Adico (Associazione difesa consumatori) interviene per aiutare i nuovi inquilini a sbloccare la fornitura e denunciare il disinteresse del distributore
Acquistare una casa comporta un investimento importante, ma M.B., operaio 40enne di Fincantieri, ha ricevuto una sgradita sorpresa dopo il trasloco. Entrato nell’appartamento di via Fieramosca a Mestre il primo luglio 2025, si è trovato senza fornitura di gas a causa della morosità dei precedenti inquilini. La situazione, che dura da oltre tre mesi, ha creato disagi continui alla famiglia, in particolare alla figlia piccola che ogni giorno soffre per la mancanza del servizio essenziale.
Il distributore, Italgas, su richiesta del fornitore Estra, aveva sigillato il contatore per un credito non pagato di circa 2mila euro dai precedenti affittuari. Nonostante i tentativi del nuovo proprietario di ottenere la riattivazione del gas e di chiudere il contratto con Estra, tutte le richieste sono state respinte.

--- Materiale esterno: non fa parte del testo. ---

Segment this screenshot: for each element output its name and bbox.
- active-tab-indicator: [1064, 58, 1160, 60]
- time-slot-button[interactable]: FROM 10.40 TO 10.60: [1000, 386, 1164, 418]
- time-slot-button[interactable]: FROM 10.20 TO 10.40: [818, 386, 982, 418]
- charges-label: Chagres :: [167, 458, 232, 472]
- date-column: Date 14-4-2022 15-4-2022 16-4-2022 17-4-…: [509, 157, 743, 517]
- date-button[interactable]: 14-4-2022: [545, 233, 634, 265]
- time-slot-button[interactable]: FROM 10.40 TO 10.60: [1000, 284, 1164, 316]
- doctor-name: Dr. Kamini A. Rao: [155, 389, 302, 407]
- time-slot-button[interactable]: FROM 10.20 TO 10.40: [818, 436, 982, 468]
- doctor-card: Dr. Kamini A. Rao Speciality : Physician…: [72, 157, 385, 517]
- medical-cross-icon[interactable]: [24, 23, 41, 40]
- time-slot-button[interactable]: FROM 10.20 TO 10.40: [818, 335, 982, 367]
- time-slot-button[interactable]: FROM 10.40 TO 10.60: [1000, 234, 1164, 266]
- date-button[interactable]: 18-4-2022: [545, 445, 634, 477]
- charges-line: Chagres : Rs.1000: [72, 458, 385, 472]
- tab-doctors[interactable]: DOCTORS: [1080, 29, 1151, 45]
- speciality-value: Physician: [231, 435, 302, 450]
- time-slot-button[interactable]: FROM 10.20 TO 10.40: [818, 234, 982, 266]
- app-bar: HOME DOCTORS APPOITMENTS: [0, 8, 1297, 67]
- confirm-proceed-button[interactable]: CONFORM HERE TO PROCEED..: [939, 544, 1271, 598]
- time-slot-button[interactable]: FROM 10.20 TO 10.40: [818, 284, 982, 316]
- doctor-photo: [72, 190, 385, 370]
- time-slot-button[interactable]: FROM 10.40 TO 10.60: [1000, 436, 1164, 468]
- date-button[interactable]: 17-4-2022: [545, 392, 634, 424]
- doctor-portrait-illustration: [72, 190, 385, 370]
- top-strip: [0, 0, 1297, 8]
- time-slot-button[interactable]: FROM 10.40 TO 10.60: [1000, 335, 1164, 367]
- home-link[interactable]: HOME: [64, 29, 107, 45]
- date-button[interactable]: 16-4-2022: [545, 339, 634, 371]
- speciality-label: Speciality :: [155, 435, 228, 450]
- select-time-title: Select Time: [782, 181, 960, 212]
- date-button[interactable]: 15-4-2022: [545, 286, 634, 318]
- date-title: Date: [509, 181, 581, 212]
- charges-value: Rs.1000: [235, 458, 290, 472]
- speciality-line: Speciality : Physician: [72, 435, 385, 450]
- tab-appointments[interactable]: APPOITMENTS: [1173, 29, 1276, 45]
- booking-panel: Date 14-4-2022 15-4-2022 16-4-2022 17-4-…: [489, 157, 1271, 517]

La famiglia si è trovata dunque costretta a rivolgersi all’Adico. L’associazione, grazie alla collaborazione con il fornitore S4 Energia, ha avviato le pratiche per la riattivazione, ma l’intervento del distributore non è ancora arrivato, lasciando la famiglia ancora senza gas.
Carlo Garofolini, presidente di Adico, sottolinea l’indignazione dell’associazione per il comportamento del distributore: “Questi atteggiamenti dimostrano totale disinteresse per gli utenti. Non si può lasciare una famiglia senza fornitura, con una bambina piccola e due genitori che attendono da mesi l’intervento tecnico. La responsabilità del mancato pagamento è dei precedenti inquilini, non dei nuovi proprietari”.

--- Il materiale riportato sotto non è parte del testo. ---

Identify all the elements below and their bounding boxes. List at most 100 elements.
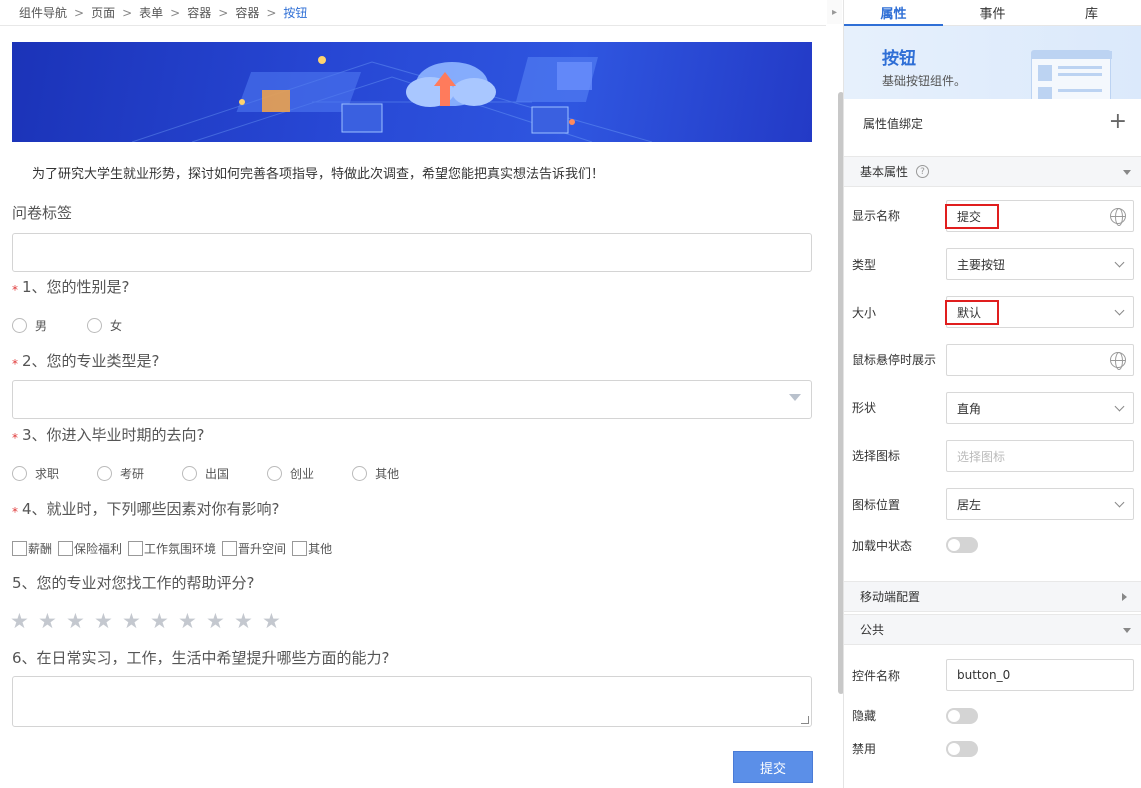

La vicenda evidenzia una problematica ricorrente: spesso i distributori sospendono i servizi per morosità dei vecchi clienti, senza tutelare chi entra legittimamente in possesso dell’immobile. L’Adico continua a esercitare pressione affinché il contatore venga sbloccato al più presto e le somme insolute vengano richieste ai responsabili effettivi.